かと思うと身を乗り出し、食事を再開していた深月のその肩をぐっと引き寄せた。
「この剣士サマが、強いのなんのって! あっという間に全員を斬り伏せちまって!」
マドの言葉に、深月はフォークに刺していた肉をぽろっと落とした。
「斬り……伏せた?」
(トモが?)
確かに友弥は強い。
剣道場の跡継ぎとあって、大会などで負けたところを見たことがない。
それは知り合った頃からずっとそうで、だからこそ、同年代には敵無しとまで言われていた。
(言われてはいたけど……)
それは“剣道”であって、実際に人を斬ることではない。
普段の友弥は柔和な微笑みを浮かべる、とても穏やかなひとなのだ。そんな彼が、まさか。
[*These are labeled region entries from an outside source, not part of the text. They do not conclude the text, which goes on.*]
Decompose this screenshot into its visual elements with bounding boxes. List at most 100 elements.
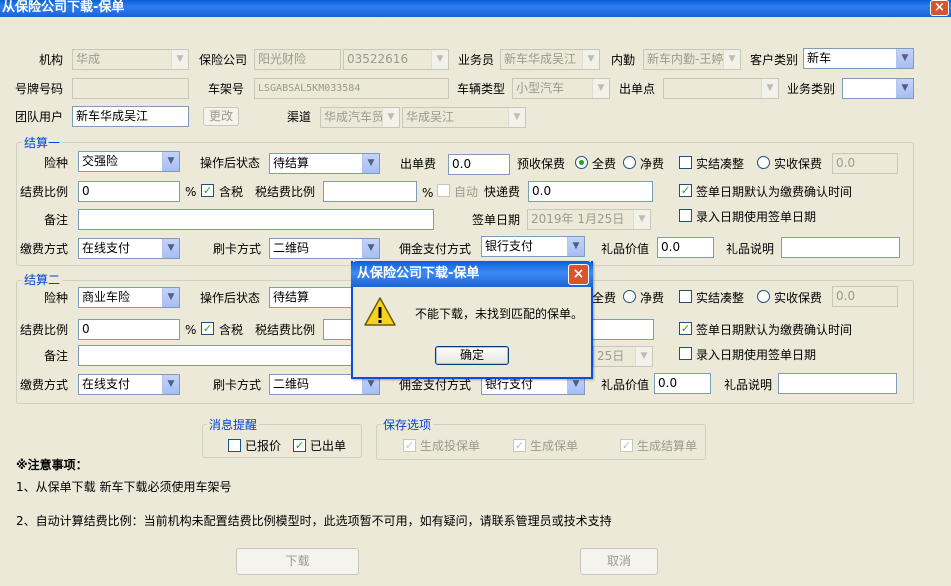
notes-line-1: 1、从保单下载 新车下载必须使用车架号 [16, 480, 232, 494]
s2-note-input[interactable] [78, 345, 354, 366]
s2-gift-input[interactable]: 0.0 [654, 373, 711, 394]
business-type-select[interactable]: ▼ [842, 78, 914, 99]
s2-pay-select[interactable]: 在线支付 ▼ [78, 374, 180, 395]
s1-round-checkbox[interactable] [679, 156, 692, 169]
s2-kind-select[interactable]: 商业车险 ▼ [78, 287, 180, 308]
s1-comm-select[interactable]: 银行支付 ▼ [481, 236, 585, 257]
channel-select-1[interactable]: 华成汽车贸 ▼ [320, 107, 400, 128]
s2-signdef-checkbox[interactable]: ✓ [679, 322, 692, 335]
s1-card-label: 刷卡方式 [213, 242, 262, 256]
vehicle-type-select[interactable]: 小型汽车 ▼ [512, 78, 610, 99]
s1-actual-radio[interactable] [757, 156, 770, 169]
s2-net-radio[interactable] [623, 290, 636, 303]
salesman-select[interactable]: 新车华成吴江 ▼ [500, 49, 600, 70]
org-select[interactable]: 华成 ▼ [72, 49, 189, 70]
s1-auto-checkbox[interactable] [437, 184, 450, 197]
s1-pay-select[interactable]: 在线支付 ▼ [78, 238, 180, 259]
s1-taxratio-input[interactable] [323, 181, 417, 202]
chevron-down-icon[interactable]: ▼ [362, 154, 379, 173]
s2-signdate-picker[interactable]: 25日 ▼ [593, 346, 653, 367]
s2-giftdesc-input[interactable] [778, 373, 897, 394]
window-close-button[interactable]: × [930, 0, 949, 16]
s2-express-input[interactable] [590, 319, 654, 340]
s1-giftdesc-input[interactable] [781, 237, 900, 258]
cancel-button[interactable]: 取消 [580, 548, 658, 575]
s1-kind-label: 险种 [44, 156, 69, 170]
chevron-down-icon[interactable]: ▼ [567, 237, 584, 256]
chevron-down-icon[interactable]: ▼ [633, 210, 650, 229]
vin-label: 车架号 [208, 82, 245, 96]
s1-express-input[interactable]: 0.0 [528, 181, 653, 202]
gen-proposal-checkbox[interactable]: ✓ [403, 439, 416, 452]
chevron-down-icon[interactable]: ▼ [761, 79, 778, 98]
s2-giftdesc-label: 礼品说明 [724, 378, 773, 392]
s1-gift-input[interactable]: 0.0 [657, 237, 714, 258]
s1-note-input[interactable] [78, 209, 434, 230]
s2-actual-radio[interactable] [757, 290, 770, 303]
s1-status-select[interactable]: 待结算 ▼ [269, 153, 380, 174]
notes-line-2: 2、自动计算结费比例：当前机构未配置结费比例模型时，此选项暂不可用，如有疑问，请… [16, 514, 612, 528]
s2-comm-label: 佣金支付方式 [399, 378, 472, 392]
s2-round-checkbox[interactable] [679, 290, 692, 303]
s1-signdef-checkbox[interactable]: ✓ [679, 184, 692, 197]
team-user-input[interactable]: 新车华成吴江 [72, 106, 189, 127]
chevron-down-icon[interactable]: ▼ [162, 288, 179, 307]
s2-tax-label: 含税 [219, 323, 244, 337]
gen-policy-label: 生成保单 [530, 439, 579, 453]
gen-proposal-label: 生成投保单 [420, 439, 481, 453]
s1-fee-input[interactable]: 0.0 [448, 154, 510, 175]
chevron-down-icon[interactable]: ▼ [582, 50, 599, 69]
s1-card-select[interactable]: 二维码 ▼ [269, 238, 380, 259]
customer-type-label: 客户类别 [750, 53, 799, 67]
gen-settlement-checkbox[interactable]: ✓ [620, 439, 633, 452]
issued-checkbox[interactable]: ✓ [293, 439, 306, 452]
chevron-down-icon[interactable]: ▼ [896, 79, 913, 98]
chevron-down-icon[interactable]: ▼ [508, 108, 525, 127]
chevron-down-icon[interactable]: ▼ [723, 50, 740, 69]
change-button[interactable]: 更改 [203, 107, 239, 126]
download-button[interactable]: 下载 [236, 548, 359, 575]
insurer-code-select[interactable]: 03522616 ▼ [343, 49, 449, 70]
vin-input[interactable]: LSGABSAL5KM033584 [254, 78, 449, 99]
s1-full-label: 全费 [592, 157, 617, 171]
chevron-down-icon[interactable]: ▼ [162, 239, 179, 258]
chevron-down-icon[interactable]: ▼ [592, 79, 609, 98]
s2-tax-checkbox[interactable]: ✓ [201, 322, 214, 335]
s1-entrydate-checkbox[interactable] [679, 209, 692, 222]
team-user-label: 团队用户 [15, 110, 64, 124]
window-titlebar: 从保险公司下载-保单 [0, 0, 951, 17]
gen-policy-checkbox[interactable]: ✓ [513, 439, 526, 452]
s1-kind-select[interactable]: 交强险 ▼ [78, 151, 180, 172]
chevron-down-icon[interactable]: ▼ [362, 239, 379, 258]
s1-signdate-picker[interactable]: 2019年 1月25日 ▼ [527, 209, 651, 230]
insurer-select[interactable]: 阳光财险 [254, 49, 341, 70]
s1-tax-checkbox[interactable]: ✓ [201, 184, 214, 197]
plate-input[interactable] [72, 78, 189, 99]
chevron-down-icon[interactable]: ▼ [431, 50, 448, 69]
chevron-down-icon[interactable]: ▼ [382, 108, 399, 127]
dialog-close-button[interactable]: × [568, 264, 589, 285]
s1-full-radio[interactable] [575, 156, 588, 169]
chevron-down-icon[interactable]: ▼ [635, 347, 652, 366]
s2-kind-label: 险种 [44, 291, 69, 305]
chevron-down-icon[interactable]: ▼ [162, 375, 179, 394]
issue-point-label: 出单点 [619, 82, 656, 96]
s1-actual-input[interactable]: 0.0 [832, 153, 898, 174]
s2-ratio-input[interactable]: 0 [78, 319, 180, 340]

「そうそう、目にも止まらねえような動きでさ。奴らびびって手も足も出なかったもんなぁ」
がはははは、と笑うオルフの声は、最早深月の耳には届いていない。
(トモが、人を)
斬った。傷付けた。
その事実に、深月の食欲は一気に失せてなくなり。
それまで堪能していた料理の味も全く分からなくなって、ついにはフォークを置いて俯いた。
「うん? どうしたんだいお兄さん?」
「お腹……いっぱいで」
不審に思われないように精一杯笑みを作る。
そんな深月を、リゼの向こうに座ったディディウスが静かに見据えていた。